By Elesthor, in Dark Heresy Rules Questions

I've read an older thread about friendly targets blocking your shots and from the suggestions presented there I decided to go with a simple -10 at shots.

My question is, what happens in the case of enemies blocking your shots? What if an enemy is hiding behind another enemy of the same size?

Can the player hit him at all?

Elesthor said:

What if an enemy is hiding behind another enemy of the same size?

Can the player hit him at all?

How could the attack get to the hiding enemy to hit him ?

If you can answer that for a specific weapon, the answer to your question is yes. Otherwise it's no.

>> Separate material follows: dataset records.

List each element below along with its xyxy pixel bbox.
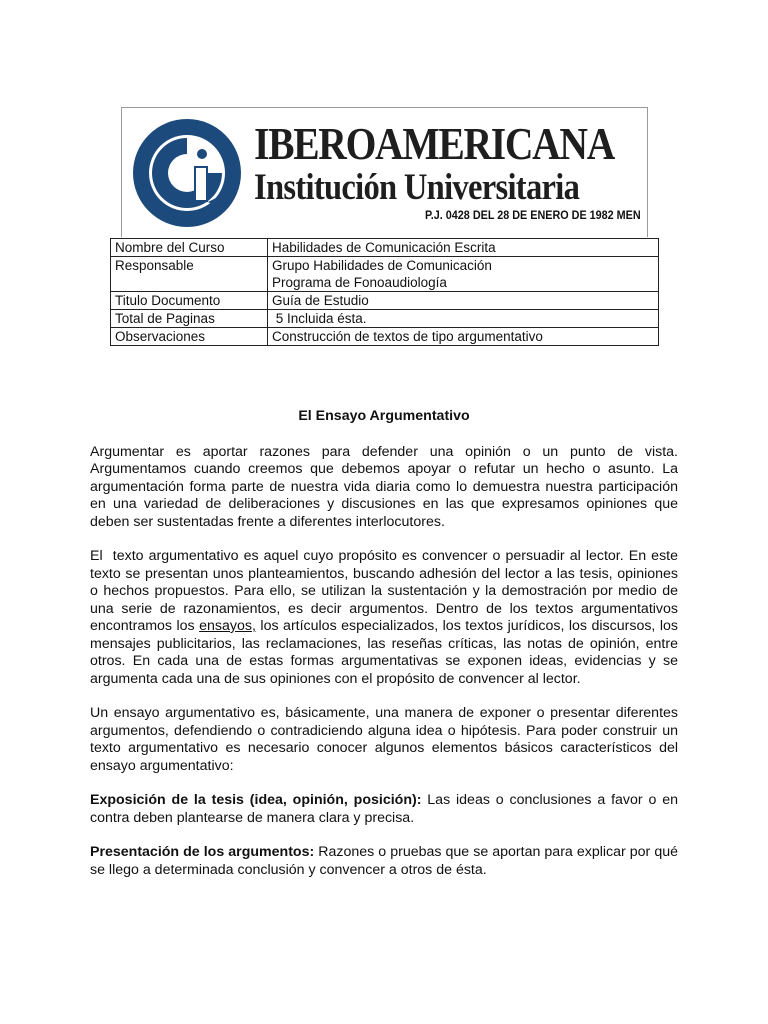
table-value: Habilidades de Comunicación Escrita	[268, 239, 659, 257]
table-value: Construcción de textos de tipo argumentativo	[268, 328, 659, 346]
institution-wordmark	[254, 120, 644, 208]
institution-subtitle: Institución Universitaria	[254, 167, 580, 208]
table-row	[111, 239, 659, 257]
institution-name: IBEROAMERICANA	[254, 118, 614, 169]
table-value-line: Programa de Fonoaudiología	[272, 275, 447, 290]
course-info-table	[110, 238, 659, 346]
paragraph-text: los artículos especializados, los textos jurídicos, los discursos, los mensajes publicitarios, las reclamaciones, las reseñas críticas, las notas de opinión, entre otros. En cada una de estas formas argumentativas se exponen ideas, evidencias y se argumenta cada una de sus opiniones con el propósito de convencer al lector.	[90, 618, 686, 687]
table-row	[111, 328, 659, 346]
paragraph	[90, 548, 686, 688]
table-key: Responsable	[111, 257, 268, 292]
paragraph-text: Razones o pruebas que se aportan para explicar por qué se llego a determinada conclusión y convencer a otros de ésta.	[90, 844, 678, 878]
table-key: Observaciones	[111, 328, 268, 346]
table-row	[111, 257, 659, 292]
paragraph-text: Las ideas o conclusiones a favor o en contra deben plantearse de manera clara y precisa.	[90, 792, 678, 826]
institution-emblem-icon	[132, 118, 242, 228]
table-key: Titulo Documento	[111, 292, 268, 310]
paragraph: Argumentar es aportar razones para defender una opinión o un punto de vista. Argumentamos cuando creemos que debemos apoyar o refutar un hecho o asunto. La argumentación forma parte de nuestra vida diaria como lo demuestra nuestra participación en una variedad de deliberaciones y discusiones en las que expresamos opiniones que deben ser sustentadas frente a diferentes interlocutores.	[90, 443, 678, 530]
institution-registration: P.J. 0428 DEL 28 DE ENERO DE 1982 MEN	[425, 208, 641, 222]
table-value: 5 Incluida ésta.	[268, 310, 659, 328]
document-body	[90, 408, 686, 896]
table-value: Guía de Estudio	[268, 292, 659, 310]
institution-logo-header	[121, 107, 648, 237]
ensayos-link[interactable]: ensayos,	[199, 618, 256, 634]
document-title: El Ensayo Argumentativo	[298, 408, 470, 424]
term-heading: Presentación de los argumentos:	[90, 844, 315, 860]
term-heading: Exposición de la tesis (idea, opinión, posición):	[90, 792, 422, 808]
paragraph	[90, 792, 678, 827]
table-row	[111, 292, 659, 310]
paragraph-text: El texto argumentativo es aquel cuyo propósito es convencer o persuadir al lector. En este texto se presentan unos planteamientos, buscando adhesión del lector a las tesis, opiniones o hechos propuestos. Para ello, se utilizan la sustentación y la demostración por medio de una serie de razonamientos, es decir argumentos. Dentro de los textos argumentativos encontramos los	[90, 548, 682, 634]
table-row	[111, 310, 659, 328]
table-value	[268, 257, 659, 292]
table-value-line: Grupo Habilidades de Comunicación	[272, 258, 492, 273]
table-key: Nombre del Curso	[111, 239, 268, 257]
table-key: Total de Paginas	[111, 310, 268, 328]
paragraph	[90, 844, 678, 879]
paragraph: Un ensayo argumentativo es, básicamente, una manera de exponer o presentar diferentes argumentos, defendiendo o contradiciendo alguna idea o hipótesis. Para poder construir un texto argumentativo es necesario conocer algunos elementos básicos característicos del ensayo argumentativo:	[90, 705, 678, 774]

Though I'd suggest allowing it for any weapon that ignores cover.

The Rogue Trader Core rulebook includes a mission where the PCs fight in a crowded marketplace. Until the crowd dispersed, every time someone was attacked they had a 50% chance to gain 8 cover for that attack as an unlucky bystander gets in the way. The bystanders being unarmoured humans.

When I first read the title of this thread I thought you might be referring to human shields, heh. In that instance I would just use location hit as if hitting the person aimed for, and if it hit body and the armour pen was high enough you could possibly shoot through the human shield. If you are aiming/ calling a shot ect this would of corse reduce the chance of hitting the hostage.

I think bilateralrope has a decent rule there for what you are describing.

Really, there are 2 things to be considered. The first is the angle of the attack - if you're off of an imaginary line drawn by the positions of the 2 characters, or if you are above them (or below in certain circumstances), then you might have a shot. The other is the relative size of the opponents, i.e, if the one in front is Hulking and the one behind isn't, I think it's a moot point - you could argue that you can hit the leg, but anyone who knows anything about shooting would know that you go for the chest, so you probably wouldn't bother trying the shot. Basically, both of these considerations are to deal with the question of there being any exposed parts of the target. If not, you could use a combination of Toughness+Armor to determine a cover bonus to the target's armor, with both being reduced by AP (as a special rule).